Matriochka Viginum Flock désinformation poutine russie dédiée
Publié jeudi 4 février sur un site usurpant l’apparence de France Soir, un article affirmait révéler une correspondance compromettante pour Emmanuel Macron au sein des millions de documents de l’affaire Epstein. Le gouvernement a rapidement dénoncé une fake news qu’il attribue, via son compte French Response, à une tentative d’ingérence russe.
S’il y a bien des mentions du président de la République française dans les millions de documents qui constituent les fameux Epstein files (environ 200), celles-ci ne revêtent, d’après nos constatations, aucun caractère compromettant. Elles ne témoignent d’ailleurs d’aucune correspondance directe entre Emmanuel Macron et le pédocriminel mort dans sa cellule en 2019.
Un faux France Soir clame révéler un scandale sexuel
Un article aux accents nettement plus scandaleux a toutefois fait surface, jeudi 4 février. Publié sur un site baptisé France Soir, il affirmait, avec des visuels, qu’Emmanuel Macron était évoqué dans une correspondance de mai 2017 entre Jeffrey Epstein et l’ancien agent de mannequins français Jean-Luc Brunel, lui aussi retrouvé mort dans sa cellule en 2022. Captures d’écran à l’appui, les propos rapportés laissaient entendre que le président allait organiser une soirée avenue Foch (adresse de l’appartement parisien d’Epstein), et qu’il fallait amener de jeunes garçons…

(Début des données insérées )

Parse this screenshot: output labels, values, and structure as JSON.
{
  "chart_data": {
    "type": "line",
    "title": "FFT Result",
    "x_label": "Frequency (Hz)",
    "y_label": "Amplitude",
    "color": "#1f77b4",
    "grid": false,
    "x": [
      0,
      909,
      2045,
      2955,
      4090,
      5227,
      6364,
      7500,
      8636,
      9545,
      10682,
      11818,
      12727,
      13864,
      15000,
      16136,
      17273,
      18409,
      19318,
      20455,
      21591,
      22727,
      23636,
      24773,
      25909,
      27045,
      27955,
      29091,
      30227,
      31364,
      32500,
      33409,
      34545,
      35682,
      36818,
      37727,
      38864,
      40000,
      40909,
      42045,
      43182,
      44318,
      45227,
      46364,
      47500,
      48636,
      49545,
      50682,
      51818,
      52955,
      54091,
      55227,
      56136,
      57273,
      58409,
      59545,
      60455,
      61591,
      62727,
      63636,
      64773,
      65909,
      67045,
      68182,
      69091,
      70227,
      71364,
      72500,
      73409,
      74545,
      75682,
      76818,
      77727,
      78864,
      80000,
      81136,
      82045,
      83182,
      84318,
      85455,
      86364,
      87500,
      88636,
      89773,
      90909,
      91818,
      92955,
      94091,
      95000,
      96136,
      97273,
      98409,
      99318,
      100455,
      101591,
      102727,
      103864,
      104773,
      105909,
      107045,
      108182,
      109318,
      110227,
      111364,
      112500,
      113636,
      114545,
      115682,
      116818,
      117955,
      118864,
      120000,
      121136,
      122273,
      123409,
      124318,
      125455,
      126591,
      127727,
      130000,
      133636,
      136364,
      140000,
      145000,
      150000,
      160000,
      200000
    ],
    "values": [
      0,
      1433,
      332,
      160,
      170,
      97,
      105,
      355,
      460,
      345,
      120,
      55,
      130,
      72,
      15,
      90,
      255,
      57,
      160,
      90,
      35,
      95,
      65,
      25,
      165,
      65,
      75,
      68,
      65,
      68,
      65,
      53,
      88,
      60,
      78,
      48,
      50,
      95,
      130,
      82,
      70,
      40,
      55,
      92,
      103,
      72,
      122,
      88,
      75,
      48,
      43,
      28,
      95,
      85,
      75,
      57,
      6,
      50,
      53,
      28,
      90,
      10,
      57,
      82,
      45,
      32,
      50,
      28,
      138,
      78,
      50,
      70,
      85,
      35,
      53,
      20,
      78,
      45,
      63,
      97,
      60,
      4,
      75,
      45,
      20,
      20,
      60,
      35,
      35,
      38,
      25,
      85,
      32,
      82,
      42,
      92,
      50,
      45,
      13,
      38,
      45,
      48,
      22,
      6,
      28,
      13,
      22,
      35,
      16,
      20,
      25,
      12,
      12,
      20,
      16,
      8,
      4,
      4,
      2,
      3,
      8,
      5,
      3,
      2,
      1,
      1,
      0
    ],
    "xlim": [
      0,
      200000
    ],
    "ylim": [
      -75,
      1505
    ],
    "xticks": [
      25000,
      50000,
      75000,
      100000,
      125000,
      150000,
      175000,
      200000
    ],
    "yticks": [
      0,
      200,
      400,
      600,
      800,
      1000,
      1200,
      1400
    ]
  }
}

Problème : comme l’a signalé vendredi matin le site Les Surligneurs, les fichiers PDF dont auraient été extraits cette soi-disant conversation n’existent pas sur le dépôt dédié à l’affaire Epstein du ministère de la Justice américain. Le site en question (voir archive) se présente par ailleurs sous le nom France Soir, mais contrefait l’image et le nom de domaine de l’ancien quotidien français (qui n’est plus aujourd’hui reconnu comme un titre de presse).
Le « vrai » France Soir a d’ailleurs lui-même dénoncé ce parasitisme dès jeudi sur X, et s’est félicité, vendredi matin vers 4 heures, d’avoir obtenu la suspension du site en question, qui exploitait le nom de domaine france-soir.net.
French Response attribue la fake news à la Russie
Le Quai d’Orsay a lui aussi réagi sans tarder, par l’intermédiaire du compte French Response, que la diplomatie française exploite, sur X, pour essayer de dénoncer ou de désamorcer les opérations d’influence. Jeudi vers 15 heures, il a ainsi commenté le message d’une certaine Loetitia Halàsz, qui se présente comme une Hongroise, et relayait l’article du faux France Soir, accompagné d’une vidéo en résumant les soi-disant révélations. « Il s’est avéré que Macron était un invité fréquent de la résidence d’Epstein à Paris, 22 avenue Foch. », attaquait le compte Loetitia Halàsz.
« Il s’est avéré que Loetitia détient des secrets mondiaux. Il s’est avéré que l’IA les met en images. Il s’est avéré que l’article de France Soir n’existe pas. Il s’est avéré que des réseaux russes amplifient direct », a pour sa part retweeté French Response.
D’après BFM, une source gouvernementale aurait rapproché cette action du mode opératoire informationnel (MOI) du groupe russe ou pro-russe Storm1516, dont les actions avaient été expliquées et dénoncées en détail par Viginum, le service dédié à la lutte contre la désinformation du Secrétariat général de la défense et de la sécurité nationale (SGDSN). Ce dernier indiquait à l’époque avoir recensé 77 opérations informationnelles visant la France entre le mois d’août 2023 et le 5 mars 2025.